Baseball's Tar Wars came to an end today with the New York Yankees, their sport's equivalent of The Empire, routed on all fronts.

New York not only lost a game and a convoluted court fight, too, but the Yankees were also outsmarted and embarrassed by American League officials when the Bronx Bickerers unveiled an exotic protest they'd been plotting. Even a thunder and lightning storm bypassed Yankee Stadium at the last moment as the Yankees' final hope for a stay of execution disappeared.

Let the baseball ledger show that Kansas City reliever Dan Quisenberry needed only 10 pitches to retire the Yankees in order in the ninth to save a 5-4 victory for the Royals in a resumption of their famous pine tar-bat battle of July 24.

"It was the consummate ending. Everyone will live happily ever after," said Quisenberry, who got Don Mattingly and Roy Smalley on opposite-field fly balls and Oscar Gamble on a grounder to second base for his 33rd save.

This infamous game, which the Yankees thought they had won 25 days ago when umpires nullified a two-run, two-out home run by George Brett in the ninth, took only 12 minutes to complete. It was witnessed by a tiny crowd, generously reported as 1,245 by the Yankees.

This day's unquestioned highlight came when Yankee Manager Billy Martin scampered onto the field before the first pitch at 6:06 p.m. He had a scheme.

His pitcher--George Frazier--had appealed at both first and second base, contending Brett, on that bygone day, had neglected to tag one of those bags after hitting his homer with that illicit pine tar-laden bat.

The Yankees had noticed a new umpiring crew was working the remainder of this game. Joe Brinkman's crew was gone, replaced by that headed by Dave Phillips.

How can you refuse our appeal when you guys weren't even here at the original game, Martin demanded of Phillips? How do you know whether Brett touched the bases? We're going to protest this game, continued Martin.

That's when Phillips laid it on him. From his pocket, with no change of expression, Phillips drew a piece of paper. Slowly, he unfolded it. This, the umpire informed Martin, was a notarized letter, signed by all four original umpires, stating Brett and the man on base, U.L. Washington, had, in fact, touched every base.

"We expected that the Yankees would pull something like this," said American League official Bob Fischel. "We were ready for it."

And Martin and the Yankees had more egg on their faces before a pitch was ever thrown. The Yankees lodged their protest, anyway. Could the New York front office have a leak, or has league President Lee MacPhail planted a mole?

"Whoever figured out what the Yankees were going to do, and then outfoxed them, should be the next commissioner of baseball," said Quisenberry. "The search is over. Brilliant."

The notarized letter was just the end of a bad day for the Yankees.

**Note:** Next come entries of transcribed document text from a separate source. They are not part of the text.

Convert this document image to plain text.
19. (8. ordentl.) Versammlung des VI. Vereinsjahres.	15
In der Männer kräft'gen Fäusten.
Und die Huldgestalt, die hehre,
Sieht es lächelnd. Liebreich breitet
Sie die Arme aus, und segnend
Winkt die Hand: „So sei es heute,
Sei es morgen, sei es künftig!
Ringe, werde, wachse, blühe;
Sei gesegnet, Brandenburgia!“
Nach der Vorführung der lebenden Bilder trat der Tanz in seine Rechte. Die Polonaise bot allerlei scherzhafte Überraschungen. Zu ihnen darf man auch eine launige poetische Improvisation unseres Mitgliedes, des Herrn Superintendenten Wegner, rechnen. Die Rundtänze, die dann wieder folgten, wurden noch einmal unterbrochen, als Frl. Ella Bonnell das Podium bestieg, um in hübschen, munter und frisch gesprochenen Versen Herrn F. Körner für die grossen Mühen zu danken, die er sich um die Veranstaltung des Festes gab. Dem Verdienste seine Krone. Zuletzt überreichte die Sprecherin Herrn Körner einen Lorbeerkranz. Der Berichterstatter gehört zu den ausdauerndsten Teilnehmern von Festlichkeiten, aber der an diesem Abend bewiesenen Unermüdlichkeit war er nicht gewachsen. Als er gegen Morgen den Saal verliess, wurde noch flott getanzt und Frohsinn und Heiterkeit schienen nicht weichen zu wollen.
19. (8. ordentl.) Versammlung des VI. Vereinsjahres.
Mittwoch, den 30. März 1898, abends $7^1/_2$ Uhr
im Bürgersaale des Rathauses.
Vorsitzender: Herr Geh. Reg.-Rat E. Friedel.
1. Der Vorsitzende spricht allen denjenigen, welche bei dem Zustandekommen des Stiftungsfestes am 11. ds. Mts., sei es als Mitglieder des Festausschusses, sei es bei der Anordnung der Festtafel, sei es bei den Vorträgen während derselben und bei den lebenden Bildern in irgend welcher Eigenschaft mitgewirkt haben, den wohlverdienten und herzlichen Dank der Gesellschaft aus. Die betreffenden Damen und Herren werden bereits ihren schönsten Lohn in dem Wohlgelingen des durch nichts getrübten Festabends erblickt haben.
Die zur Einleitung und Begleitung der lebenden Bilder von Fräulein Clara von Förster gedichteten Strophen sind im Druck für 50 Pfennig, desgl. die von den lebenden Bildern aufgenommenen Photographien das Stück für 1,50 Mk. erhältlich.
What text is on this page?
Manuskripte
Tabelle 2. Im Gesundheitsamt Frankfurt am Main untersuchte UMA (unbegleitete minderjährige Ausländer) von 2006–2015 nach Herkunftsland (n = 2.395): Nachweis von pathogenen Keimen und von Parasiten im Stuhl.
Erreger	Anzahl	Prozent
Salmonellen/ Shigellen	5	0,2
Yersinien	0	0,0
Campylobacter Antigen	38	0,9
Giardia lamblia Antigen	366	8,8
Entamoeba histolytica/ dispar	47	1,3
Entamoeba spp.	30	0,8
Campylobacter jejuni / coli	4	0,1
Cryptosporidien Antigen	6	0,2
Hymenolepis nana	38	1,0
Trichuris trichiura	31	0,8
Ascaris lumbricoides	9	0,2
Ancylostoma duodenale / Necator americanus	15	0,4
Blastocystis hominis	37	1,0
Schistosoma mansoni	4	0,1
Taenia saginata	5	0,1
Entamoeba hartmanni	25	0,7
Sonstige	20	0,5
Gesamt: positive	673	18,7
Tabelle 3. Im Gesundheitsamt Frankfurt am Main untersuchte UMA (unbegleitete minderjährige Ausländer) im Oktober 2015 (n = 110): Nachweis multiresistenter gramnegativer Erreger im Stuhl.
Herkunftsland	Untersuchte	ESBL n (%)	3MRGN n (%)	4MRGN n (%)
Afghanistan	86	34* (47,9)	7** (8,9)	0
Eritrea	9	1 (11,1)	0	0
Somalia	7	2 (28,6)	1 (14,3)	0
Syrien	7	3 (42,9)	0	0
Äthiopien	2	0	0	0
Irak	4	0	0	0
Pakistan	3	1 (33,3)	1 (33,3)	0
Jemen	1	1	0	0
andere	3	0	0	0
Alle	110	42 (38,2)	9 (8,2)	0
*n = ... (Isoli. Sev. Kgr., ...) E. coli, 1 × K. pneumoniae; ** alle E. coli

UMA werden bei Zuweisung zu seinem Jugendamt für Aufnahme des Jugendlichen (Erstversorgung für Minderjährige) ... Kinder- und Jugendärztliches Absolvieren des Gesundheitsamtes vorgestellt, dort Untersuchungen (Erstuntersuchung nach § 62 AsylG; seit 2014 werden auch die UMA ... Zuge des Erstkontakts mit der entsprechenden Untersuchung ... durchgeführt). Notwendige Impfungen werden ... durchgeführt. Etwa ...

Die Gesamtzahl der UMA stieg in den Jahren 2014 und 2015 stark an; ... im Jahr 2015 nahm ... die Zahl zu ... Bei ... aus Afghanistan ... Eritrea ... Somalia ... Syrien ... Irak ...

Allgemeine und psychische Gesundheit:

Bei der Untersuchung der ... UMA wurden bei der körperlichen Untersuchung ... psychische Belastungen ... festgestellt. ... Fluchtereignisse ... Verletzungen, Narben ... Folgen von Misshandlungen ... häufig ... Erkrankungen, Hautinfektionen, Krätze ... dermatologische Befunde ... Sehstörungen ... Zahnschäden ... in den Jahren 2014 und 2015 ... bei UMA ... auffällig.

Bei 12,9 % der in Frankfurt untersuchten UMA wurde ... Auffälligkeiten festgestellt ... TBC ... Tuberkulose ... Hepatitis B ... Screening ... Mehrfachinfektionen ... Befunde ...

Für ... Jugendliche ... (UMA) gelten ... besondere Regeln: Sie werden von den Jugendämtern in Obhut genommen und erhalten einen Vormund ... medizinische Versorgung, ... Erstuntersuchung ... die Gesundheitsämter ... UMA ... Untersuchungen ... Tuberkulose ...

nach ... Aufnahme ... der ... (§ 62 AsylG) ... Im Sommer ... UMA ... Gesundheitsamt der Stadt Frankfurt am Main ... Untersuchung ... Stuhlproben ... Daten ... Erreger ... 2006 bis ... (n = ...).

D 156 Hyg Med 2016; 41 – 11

Earlier, a Bronx Supreme Court judge had issued an injunction ruling that the game could not be finished until there was time to try the merits of two class-action lawsuits filed by disgruntled fans.

However, in mid-afternoon, Justice Joseph P. Sullivan of the New York State Supreme Court Appellate Division for the First Judicial Department stayed that ruling by Justice Orest V. Maresca. "I guess I can state it best in two words," said Sullivan. "Play ball."

"The Yankees will abide by the judge's decision," said George Steinbrenner, the Yankees' owner, in a prepared statement. " . . . We resent the implication by the American League office that we had any part in either lawsuit . . . We will seek remedy against the American League officials who so stated."

Before this game, Martin, who refused comment afterward, was at his surliest and more boorish. The Yankees had a black, hand-carved bat on their dugout steps; its barrel was covered with gobs of shaving cream. "That bat is legal," snapped Martin. "Shaving cream is not illegal."

Martin, asked by an NBC-TV reporter how this pine tar situation had hurt the team, responded viciously: "Losses. L-O-S-S-E-S. Can you spell that?"

The fifth-place Yankees have lost six of seven games and are 3 1/2 games out of first in the AL East.

The subject of the original controversy wasn't even at Yankee Stadium this afternoon; Brett stayed at Newark Airport waiting for his teammates to fly to Baltimore for a weekend series. MacPhail, who overruled his umpires and decided that Brett's home run should stand because that was "the spirit of the rule," sat near John Schuerholz, the Royals' general manager.

Aside from Martin, Schuerholz may have been the angriest person here. He was incensed by the court cases, which he said he assumed were instigated or orchestrated by the Yankees. And he was mad at the Yankees' playing the last out of the top of the ninth today with Ron Guidry in center field and Mattingly, a first baseman, at second base.

Quisenberry, appropriately, had the final word. "We've already been to New York twice this year," he said. "I've seen everything I wanted to see here, eaten at the delis. Oh, I'd like to get a piece of cheesecake for the road, but, otherwise, I really didn't need to come back to New York."

Asked if this day was a piece of history, Quisenberry yawned and said, "It may be bigger than the World Series."